19 de septiembre del 2008
La convocatoria de la movilización global –es decir, en muchísimos lugares del planeta— por el "trabajo decente" es una novedad de gran trascendencia; es, además, una cita mundial que se da en el contexto de una gravísima crisis económica que ya está haciendo estragos concretos.
Habría que remontarse a la primera convocatoria del Primero de Mayo (1889) para encontrar un precedente de esta altura. Por lo pronto digamos que es el primer acontecimiento del movimiento organizado de los trabajadores, el sindicalismo confederal, que se da en un mundo ya global. De donde podemos sacar una primera conclusión, están dados ya los rasgos elementales de lo que podríamos denominar, aunque con todas las cautelas al uso, un sindicalismo global.
Desde hace tiempo sabemos que las políticas responden a exigencias financieras y económicas supranacionales, pero las demandas sociales seguían siendo de carácter doméstico; desde hace tiempo también se sabía que la empresa se había desterritorializado y, peor aún, ha procedido a su emancipación del Derecho (Antonio Baylos docet), no sólo pero también por su “volatilidad y nomadismo globales”. Se sabía muy de sobras, digo. De ahí que la decisión del “sindicalismo de los antiguos” de las dos organizaciones mundiales –la Ciols y la Cmt— acordaran fundar el sindicato mundial, la Central Sindical Mundial. Este acontecimiento es, por así decirlo, una semilla del “sindicalismo de los modernos”; de ese congreso, celebrado en Viena hace un par de años, surgió la idea de la movilización global por el “trabajo decente”.
Pues bien, al día siguiente de la movilización (el 8 de Octubre) seguirán los mismos problemas, pero algo muy relevante habrá cambiado: el movimiento organizado de los trabajadores, a escala mundial, estará en mejores condiciones de saber que su acción colectiva doméstica forma parte de una consciencia global. Cierto, para que ello se vaya transformando en consciencia real es necesaria mucha pedagogía por parte de todos los sindicatos nacionales; una pedagogía que deberá estar acompañada por la suficiente simbología, indicando ambas que la consciencia posible se puede ir materializando en consciencia real.

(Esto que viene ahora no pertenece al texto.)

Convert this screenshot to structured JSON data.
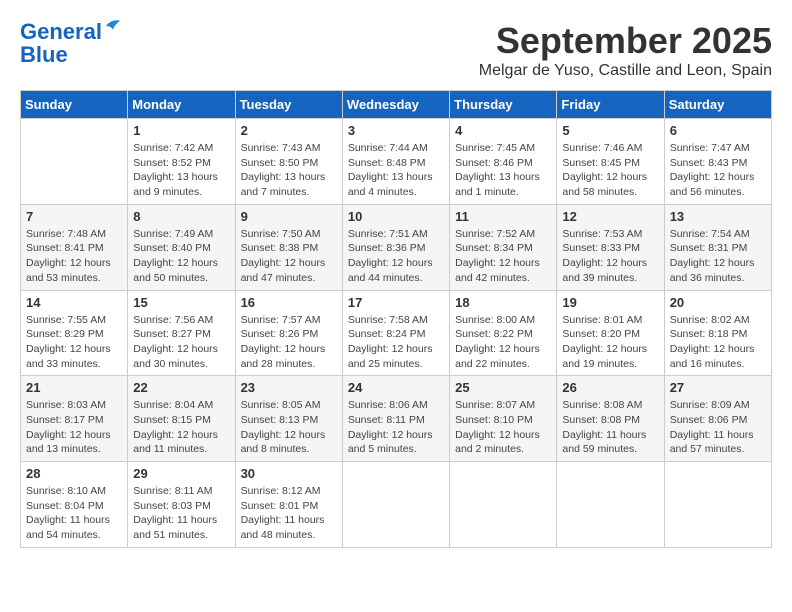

No hace falta decir que el sindicalismo no tiene fáciles las cosas. Pero esta consideración, que no es nueva en la historia, es solamente un punto de partida; no es, por lo tanto, una conclusión definitivamente dada. Por muy difícil que sea ese punto de partida es sólo eso: un punto de partida. Es decir: igual que el Sindicato mundial, que también es un punto de partida.
Pues bien, pienso que el Sindicato Mundial debería proponerse dos grandes iniciativas de gran calado “institucional”: la primera, recuperar y concretar la idea que, en su día, lanzó Jacques Delors acerca de la creación de algo así como un “consejo de seguridad económico y social”, en el marco de la ONU, justamente para estos momentos de crisis y agudas convulsiones económicas; la segunda, redimensionar el papel de la Organización Internacional del Trabajo, no sólo de su Comisión de Libertad Sindical. Que, en el fondo, son elementos incipientes de la metáfora de Enrico Berlinguer sobre el gobierno mundial.
Ahora bien, me permito alertar a mis amistades: en los momentos de crisis económica casi siempre aparece una tendencia a parapetarse en las trincheras domésticas; el sindicalismo confederal es perfectamente conocedor de la inutilidad de esa reacción primitiva. Pues no lleva a ningún sitio con cara y ojos; peor aún, sería harto contraproducente. De ahí, también, la necesidad de que el Sindicato Mundial proponga un proyecto general, a modo de mínimo común divisor, capaz de reunificar todos los retales nacionales.